Pelo menos 38 palestinos morreram em ataques aéreos israelenses na Faixa de Gaza na madrugada de 24 de outubro de 2023, de acordo com médicos locais. Os bombardeios atingiram uma escola em Gaza Oriental e um posto de combustível em Nuseirat, onde muitas famílias deslocadas estavam buscando abrigo. Israel havia ordenado a evacuação de civis em Gaza, preparando-se para um ataque considerado “sem precedentes”. Entre os mortos, dez pessoas foram atingidas em uma sala de aula na Escola Musa bin Nusayr, onde havia centenas de deslocados. Em Nuseirat, 15 pessoas morreram em um ataque a tendas em um posto de combustível. As equipes de resgate enfrentam dificuldades para ajudar os feridos devido à intensidade dos bombardeios e à falta de equipamentos. A situação humanitária em Gaza é crítica, com a ONU alertando que cerca de 14 mil bebês podem morrer em 48 horas se a ajuda não chegar. Embora Israel tenha permitido a entrada de uma quantidade limitada de alimentos, a ONU considera isso insuficiente. O conflito se intensificou desde os ataques do Hamas em 7 de outubro, que resultaram em cerca de 1.200 mortes em Israel e 251 reféns, dos quais 58 ainda estão em Gaza. A pressão internacional sobre Israel aumentou, com líderes de vários países ameaçando ações se o primeiro-ministro Benjamin Netanyahu continuar com seu plano de controle total de Gaza. Netanyahu desqualificou essas declarações como um “prêmio” para o Hamas, enquanto um ex-oficial militar criticou a ofensiva, alertando que Israel pode se tornar um “Estado pária”. A situação continua grave, com bombardeios constantes e um número crescente de civis mortos, incluindo crianças e mulheres.

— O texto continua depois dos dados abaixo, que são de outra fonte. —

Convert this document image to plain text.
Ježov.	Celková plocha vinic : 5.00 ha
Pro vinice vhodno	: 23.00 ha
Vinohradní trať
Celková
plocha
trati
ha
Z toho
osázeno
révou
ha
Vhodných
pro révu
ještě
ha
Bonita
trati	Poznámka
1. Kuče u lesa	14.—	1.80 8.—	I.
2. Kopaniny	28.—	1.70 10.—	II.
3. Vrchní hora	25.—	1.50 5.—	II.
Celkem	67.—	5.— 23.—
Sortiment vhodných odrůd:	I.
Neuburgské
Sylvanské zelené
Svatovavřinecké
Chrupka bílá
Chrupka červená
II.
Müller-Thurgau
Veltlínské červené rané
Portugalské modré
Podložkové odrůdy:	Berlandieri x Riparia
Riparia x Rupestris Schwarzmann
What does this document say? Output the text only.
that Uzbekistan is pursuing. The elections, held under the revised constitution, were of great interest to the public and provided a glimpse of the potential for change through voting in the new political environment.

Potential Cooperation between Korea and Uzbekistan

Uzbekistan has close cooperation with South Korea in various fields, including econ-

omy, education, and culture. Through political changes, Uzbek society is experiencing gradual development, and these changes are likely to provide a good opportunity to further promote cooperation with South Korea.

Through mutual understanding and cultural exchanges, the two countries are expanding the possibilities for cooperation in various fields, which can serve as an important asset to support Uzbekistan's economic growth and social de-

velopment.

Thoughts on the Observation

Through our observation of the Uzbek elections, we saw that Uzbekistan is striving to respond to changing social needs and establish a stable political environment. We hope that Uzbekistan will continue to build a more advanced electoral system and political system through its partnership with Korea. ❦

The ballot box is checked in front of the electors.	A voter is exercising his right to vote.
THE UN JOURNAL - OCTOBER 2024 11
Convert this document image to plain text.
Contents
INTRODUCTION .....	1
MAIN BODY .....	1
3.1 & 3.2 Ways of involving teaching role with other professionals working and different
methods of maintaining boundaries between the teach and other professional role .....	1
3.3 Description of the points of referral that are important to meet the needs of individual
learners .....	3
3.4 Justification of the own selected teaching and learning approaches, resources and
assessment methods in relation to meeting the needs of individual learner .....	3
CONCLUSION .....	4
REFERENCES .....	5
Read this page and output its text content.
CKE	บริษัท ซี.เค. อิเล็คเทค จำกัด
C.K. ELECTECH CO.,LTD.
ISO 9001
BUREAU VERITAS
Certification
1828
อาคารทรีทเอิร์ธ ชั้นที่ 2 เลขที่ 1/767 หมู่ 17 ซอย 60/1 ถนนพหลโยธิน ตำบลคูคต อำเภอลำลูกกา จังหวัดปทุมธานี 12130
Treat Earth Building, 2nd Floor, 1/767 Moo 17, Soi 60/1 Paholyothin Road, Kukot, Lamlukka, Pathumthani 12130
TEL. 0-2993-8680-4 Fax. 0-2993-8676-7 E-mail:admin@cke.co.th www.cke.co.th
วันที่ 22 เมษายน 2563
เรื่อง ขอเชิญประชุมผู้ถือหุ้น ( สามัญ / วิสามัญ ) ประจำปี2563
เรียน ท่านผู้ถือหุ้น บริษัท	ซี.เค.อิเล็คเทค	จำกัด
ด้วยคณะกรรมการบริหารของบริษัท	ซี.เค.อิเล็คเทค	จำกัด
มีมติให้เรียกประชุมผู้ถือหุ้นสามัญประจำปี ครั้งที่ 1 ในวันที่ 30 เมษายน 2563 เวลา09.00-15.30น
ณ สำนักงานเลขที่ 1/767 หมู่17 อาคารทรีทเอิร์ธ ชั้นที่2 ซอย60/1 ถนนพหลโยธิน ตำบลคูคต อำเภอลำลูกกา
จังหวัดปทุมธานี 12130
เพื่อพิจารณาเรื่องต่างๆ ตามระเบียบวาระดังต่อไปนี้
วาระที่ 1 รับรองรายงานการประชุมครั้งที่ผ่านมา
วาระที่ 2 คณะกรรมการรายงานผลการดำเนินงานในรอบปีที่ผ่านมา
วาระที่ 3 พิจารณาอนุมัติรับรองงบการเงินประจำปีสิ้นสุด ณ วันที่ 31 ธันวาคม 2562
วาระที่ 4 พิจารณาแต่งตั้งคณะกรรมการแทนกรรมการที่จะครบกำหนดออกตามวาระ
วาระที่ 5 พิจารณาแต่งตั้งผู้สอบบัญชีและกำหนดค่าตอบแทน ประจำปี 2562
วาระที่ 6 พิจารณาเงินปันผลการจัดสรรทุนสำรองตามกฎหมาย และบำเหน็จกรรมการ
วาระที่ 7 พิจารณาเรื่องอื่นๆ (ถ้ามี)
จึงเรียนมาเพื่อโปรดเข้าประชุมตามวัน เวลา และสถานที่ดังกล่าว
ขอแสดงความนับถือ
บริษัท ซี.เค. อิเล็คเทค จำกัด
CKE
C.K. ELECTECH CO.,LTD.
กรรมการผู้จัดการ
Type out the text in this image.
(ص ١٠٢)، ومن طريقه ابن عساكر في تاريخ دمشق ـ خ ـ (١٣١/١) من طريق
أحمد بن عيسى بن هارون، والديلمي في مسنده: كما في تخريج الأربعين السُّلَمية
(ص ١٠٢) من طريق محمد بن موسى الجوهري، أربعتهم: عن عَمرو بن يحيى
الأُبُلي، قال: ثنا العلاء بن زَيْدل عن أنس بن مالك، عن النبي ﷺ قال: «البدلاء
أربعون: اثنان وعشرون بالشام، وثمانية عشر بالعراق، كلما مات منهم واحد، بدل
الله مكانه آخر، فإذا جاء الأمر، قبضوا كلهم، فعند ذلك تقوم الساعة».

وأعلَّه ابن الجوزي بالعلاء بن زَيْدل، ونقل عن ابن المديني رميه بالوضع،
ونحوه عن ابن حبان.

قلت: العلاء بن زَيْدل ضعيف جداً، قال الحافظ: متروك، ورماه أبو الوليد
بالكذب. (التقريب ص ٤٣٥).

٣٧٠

Pelo menos 38 palestinos foram mortos em uma série de ataques aéreos israelenses na Faixa de Gaza durante a madrugada de 24 de outubro de 2023, segundo informações de médicos palestinos. Os bombardeios atingiram diversos locais, incluindo uma escola em Gaza Oriental e um posto de combustível em Nuseirat, onde famílias deslocadas buscavam abrigo.
Os ataques ocorreram após Israel emitir uma ordem de evacuação para civis em Gaza, preparando-se para o que descreveu como um “ataque sem precedentes”. Entre as vítimas, dez pessoas foram mortas em um ataque a salas de aula na Escola Musa bin Nusayr, onde centenas de deslocados se abrigavam. Em Nuseirat, 15 pessoas perderam a vida em um ataque a tendas em um posto de combustível abandonado.
Dificuldades nas Operações de Resgate
Equipes de resgate enfrentam grandes dificuldades para acessar os feridos devido à intensidade dos bombardeios e à falta de equipamentos. A situação humanitária em Gaza se agrava, com a ONU alertando que cerca de 14 mil bebês podem morrer nas próximas 48 horas se a ajuda não chegar. Embora Israel tenha anunciado a entrada de um “quantidade básica” de alimentos, a ONU classificou a ajuda como “uma gota no oceano” do que é necessário.
A escalada do conflito se intensificou desde os ataques do Hamas em 7 de outubro, que resultaram em cerca de 1.200 mortes em Israel e 251 reféns. Atualmente, 58 reféns ainda estão em Gaza, com até 23 acreditados como vivos. O Ministério da Saúde palestino reporta que mais de 53.486 palestinos foram mortos desde o início da ofensiva israelense.
Pressão Internacional e Reações
A pressão internacional sobre Israel tem aumentado, com líderes do Reino Unido, França e Canadá emitindo um comunicado conjunto, ameaçando ações se o primeiro-ministro Benjamin Netanyahu continuar com seu objetivo de “tomar controle” total de Gaza. Netanyahu, por sua vez, desqualificou a declaração como um “grande prêmio” para o Hamas.
O ex-alto oficial militar Yair Golan criticou a ofensiva israelense, alertando que o país corre o risco de se tornar um “Estado pária”. Em resposta, Netanyahu chamou os comentários de Golan de “incitamento ultrajante”. A situação continua crítica, com relatos de bombardeios incessantes e um número crescente de civis mortos, incluindo crianças e mulheres.